Environ Microbiol. 2020 Jan;22(1):170-182. doi: 10.1111/1462-2920.14835. Epub 2019 Nov 24.
4
Spore Adsorption as a Nonrecombinant Display System for Enzymes and Antigens.作为酶和抗原的非重组展示系统的孢子吸附
J Vis Exp. 2019 Mar 19(145). doi: 10.3791/59102.
5
Display of the peroxiredoxin Bcp1 of Sulfolobus solfataricus on probiotic spores of Bacillus megaterium.展示嗜热硫还原球菌过氧化物酶 Bcp1 于巨大芽孢杆菌益生菌孢子上。
N Biotechnol. 2018 Nov 25;46:38-44. doi: 10.1016/j.nbt.2018.06.004. Epub 2018 Jun 27.
6
Conversion of xylan by recyclable spores of Bacillus subtilis displaying thermophilic enzymes.热稳定酶展示枯草芽孢杆菌可回收孢子对木聚糖的转化。
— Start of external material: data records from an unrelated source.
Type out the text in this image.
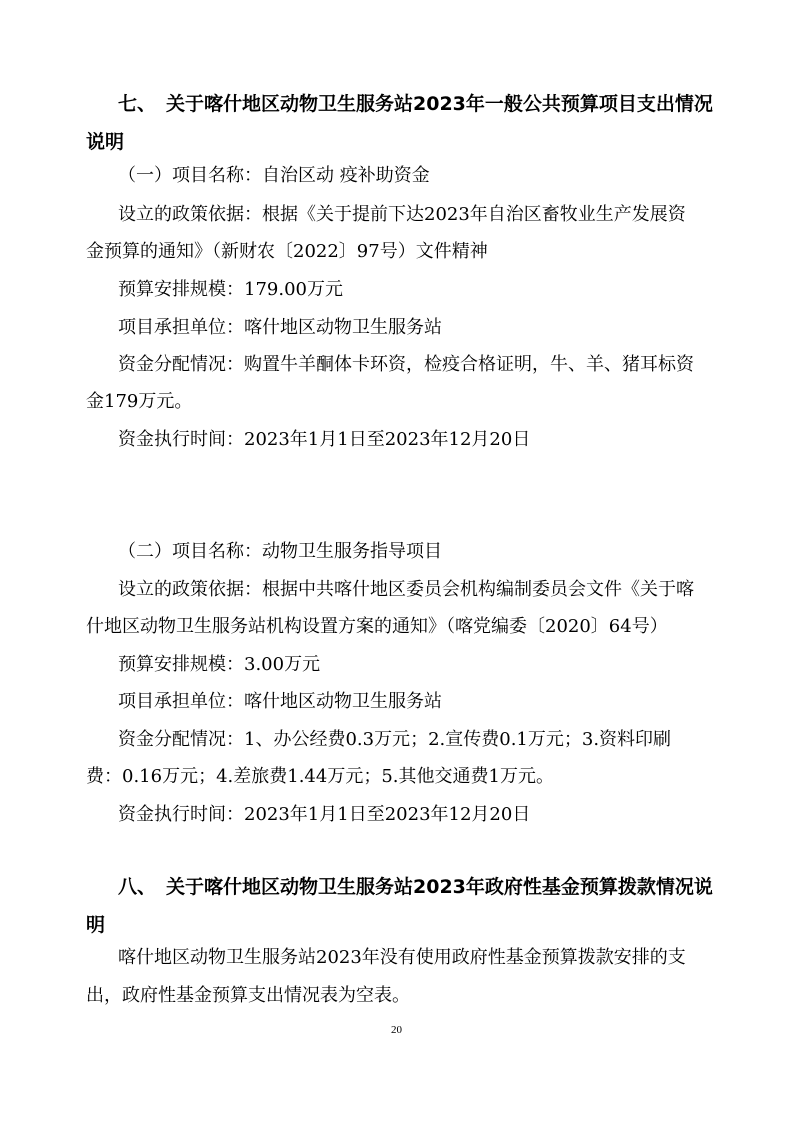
七、 关于喀什地区动物卫生服务站2023年一般公共预算项目支出情况
说明
（一）项目名称：自治区动 疫补助资金
设立的政策依据：根据《关于提前下达2023年自治区畜牧业生产发展资
金预算的通知》（新财农〔2022〕97号）文件精神
预算安排规模：179.00万元
项目承担单位：喀什地区动物卫生服务站
资金分配情况：购置牛羊酮体卡环资，检疫合格证明，牛、羊、猪耳标资
金179万元。
资金执行时间：2023年1月1日至2023年12月20日
（二）项目名称：动物卫生服务指导项目
设立的政策依据：根据中共喀什地区委员会机构编制委员会文件《关于喀
什地区动物卫生服务站机构设置方案的通知》（喀党编委〔2020〕64号）
预算安排规模：3.00万元
项目承担单位：喀什地区动物卫生服务站
资金分配情况：1、办公经费0.3万元；2.宣传费0.1万元；3.资料印刷
费：0.16万元；4.差旅费1.44万元；5.其他交通费1万元。
资金执行时间：2023年1月1日至2023年12月20日
八、 关于喀什地区动物卫生服务站2023年政府性基金预算拨款情况说
明
喀什地区动物卫生服务站2023年没有使用政府性基金预算拨款安排的支
出，政府性基金预算支出情况表为空表。
20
Microb Cell Fact. 2017 Nov 28;16(1):218. doi: 10.1186/s12934-017-0833-3.
7
Beneficial effects of carotenoid-producing cells of Bacillus indicus HU16 in a rat model of diet-induced metabolic syndrome.红平红球菌 HU16 产类胡萝卜素细胞对饮食诱导代谢综合征大鼠模型的有益作用。
Benef Microbes. 2017 Oct 13;8(5):823-831. doi: 10.3920/BM2017.0025. Epub 2017 Oct 3.
8
The Exosporium of QM B1551 Is Permeable to the Red Fluorescence Protein of the Coral sp.QM B1551的芽孢外壁对珊瑚红荧光蛋白具有通透性。
Front Microbiol. 2016 Nov 4;7:1752. doi: 10.3389/fmicb.2016.01752. eCollection 2016.
9
Localization of a red fluorescence protein adsorbed on wild type and mutant spores of Bacillus subtilis.红色荧光蛋白在枯草芽孢杆菌野生型和突变型孢子上的吸附定位
Microb Cell Fact. 2016 Sep 8;15(1):153. doi: 10.1186/s12934-016-0551-2.
10
The Spore Coat.孢子囊壁。
Microbiol Spectr. 2016 Apr;4(2). doi: 10.1128/microbiolspec.TBS-0023-2016.